A visually arresting tale of mystery and obsession set in the neon lit nightclubs and grimy industrial wastelands of Shanghai. The story is told by and shot directly from the point of view of the unseen narrator. He guides us through the streets, along the banks of the heavily polluted and industrialised Suzhou river, and we watch his girlfriend MeiMei, whom he is obsessively filming, as she dresses and prepares to leave her riverside home. He tells us that MeiMei has unexpected periods of sadness and silence, often disappearing for days at a time without explanation. His own moments of sadness then turn to joy when he sees her return, walking over the bridge with her arms folded across her chest. He then begins to recount the story of Moudan and Mardar.

Mardar is a motorcycle courier working in the city. One of his clients, a shady businessman, regularly hires Mardar to drive his sixteen-year-old daughter, Moudan, to her aunt's house while he entertains his latest girlfriend at home. Moudan and Mardar grow fond of each other and a relationship develops.

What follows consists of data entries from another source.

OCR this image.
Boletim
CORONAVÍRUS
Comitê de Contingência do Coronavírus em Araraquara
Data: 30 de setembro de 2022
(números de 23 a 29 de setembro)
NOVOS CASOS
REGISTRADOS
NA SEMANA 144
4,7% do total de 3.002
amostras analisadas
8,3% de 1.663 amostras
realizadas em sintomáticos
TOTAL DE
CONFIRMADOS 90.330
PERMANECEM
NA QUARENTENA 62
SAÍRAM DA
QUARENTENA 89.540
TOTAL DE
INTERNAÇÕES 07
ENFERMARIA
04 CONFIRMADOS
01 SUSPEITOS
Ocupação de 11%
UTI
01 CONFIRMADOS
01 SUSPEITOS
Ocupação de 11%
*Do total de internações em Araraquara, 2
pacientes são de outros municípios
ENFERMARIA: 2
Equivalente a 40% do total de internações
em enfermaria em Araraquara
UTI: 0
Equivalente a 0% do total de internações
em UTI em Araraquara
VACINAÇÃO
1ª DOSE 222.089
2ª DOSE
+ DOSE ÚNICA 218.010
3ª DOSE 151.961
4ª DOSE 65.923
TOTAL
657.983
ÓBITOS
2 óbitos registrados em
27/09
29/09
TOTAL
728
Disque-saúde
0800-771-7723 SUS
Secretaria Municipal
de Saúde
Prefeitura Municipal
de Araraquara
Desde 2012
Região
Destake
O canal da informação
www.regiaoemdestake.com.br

He gives her a mermaid doll as a birthday present. But then Mardar becomes entangled with a crime gang who force him to kidnap Moudan and demand ransom money from her rich father. She escapes from him outside the empty warehouse where she has been held, disappointed at his betrayal of her love and enraged by the small amount of ransom money he is due to receive in return. Moudan runs from him, and clutching the mermaid doll, throws herself off a bridge into the poisonous river, promising that one day she'll return as a mermaid.

Mardar serves a three-year jail sentence for his part in the crime, and still wracked with grief over Moudan's supposed death, eventually returns to Shanghai and to his work as a courier, whilst endlessly searching all over the city for Moudan. But no one has seen her or knows what happened to her because a body was never recovered. One night as he walks into a bar, Mardar encounters a girl who bears a striking resemblance to Moudan. He follows her to the nightclub where she works, performing an underwater mermaid act in a tank, and Mardar is convinced that the girl, MeiMei, is his lost love.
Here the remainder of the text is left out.